Williamsonv.Borg Florman Development Corp.

Appellate Division of the Supreme Court of New York, First DepartmentMar 18, 1993
191 A.D.2d 335 (N.Y. App. Div. 1993)
191 A.D.2d 335594 N.Y.S.2d 778

March 18, 1993

Appeal from the Supreme Court, Bronx County (Barry Salman, J.).


Plaintiff, a 62-year-old dietary aide employed by third-party defendant Beth Abraham, was injured when she stepped onto a sheetrock panel covering a trench in the floor in the kitchen area where she was required to work. There was evidence from which the jury could conclude that a trench had been dug in the cafeteria floor to permit the installation of pipes during the course of extensive renovation, and that the trench had been improperly covered with a piece of sheetrock.

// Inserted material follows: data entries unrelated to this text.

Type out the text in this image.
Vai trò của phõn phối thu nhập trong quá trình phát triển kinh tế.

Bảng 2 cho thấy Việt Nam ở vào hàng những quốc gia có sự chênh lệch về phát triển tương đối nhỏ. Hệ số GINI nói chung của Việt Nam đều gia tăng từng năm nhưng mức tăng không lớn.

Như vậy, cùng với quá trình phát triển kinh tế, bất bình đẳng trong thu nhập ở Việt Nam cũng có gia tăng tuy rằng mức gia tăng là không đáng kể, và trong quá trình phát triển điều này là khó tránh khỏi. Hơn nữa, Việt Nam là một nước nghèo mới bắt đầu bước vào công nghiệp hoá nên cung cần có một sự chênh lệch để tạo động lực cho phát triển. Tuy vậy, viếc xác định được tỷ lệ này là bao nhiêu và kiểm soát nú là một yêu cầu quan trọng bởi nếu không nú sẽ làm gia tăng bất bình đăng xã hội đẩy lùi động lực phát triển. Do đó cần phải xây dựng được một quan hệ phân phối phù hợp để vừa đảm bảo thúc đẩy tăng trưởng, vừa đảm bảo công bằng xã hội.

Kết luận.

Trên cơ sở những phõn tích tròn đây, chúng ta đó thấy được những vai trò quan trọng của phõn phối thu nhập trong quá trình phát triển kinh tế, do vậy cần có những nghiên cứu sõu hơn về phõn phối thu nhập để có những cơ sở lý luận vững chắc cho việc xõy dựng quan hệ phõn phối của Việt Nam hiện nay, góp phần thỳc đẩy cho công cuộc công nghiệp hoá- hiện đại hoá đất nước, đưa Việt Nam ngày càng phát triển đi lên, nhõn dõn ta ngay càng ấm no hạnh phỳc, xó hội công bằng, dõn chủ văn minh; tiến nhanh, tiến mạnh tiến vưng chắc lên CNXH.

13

Because the jury found that both defendant Borg, the general contractor, and third-party defendant Beth Abraham, were negligent, the IAS Court denied Beth Abraham's motion for judgment over against Borg. While it is true that General Obligations Law § 5-322.1 renders void agreements to indemnify negligent parties against their own negligence, an agreement to provide insurance, such as was agreed to by Borg here, does not offend the statute. Accordingly under the facts herein presented, Borg is liable for plaintiff's resulting damages, including the portion thereof attributable to Beth Abraham's negligence (Kinney v. Lisk Co., 76 N.Y.2d 215).

Borg also argues that Labor Law § 241 (6) should not have been charged to the jury since by its terms, the protection of that statute extends only to the "persons employed therein or lawfully frequenting" the worksite. To the contrary, it has been held that employees present at the worksite, even if they are not engaged in the actual construction, are protected by the statute (Reilly v. McKilligan Indus. Supply Corp., 124 A.D.2d 953).

We do not find the reduced judgment of $450,000 to be excessive.

Concur — Rosenberger, J.P., Ellerin, Ross, Asch and Kassal, JJ.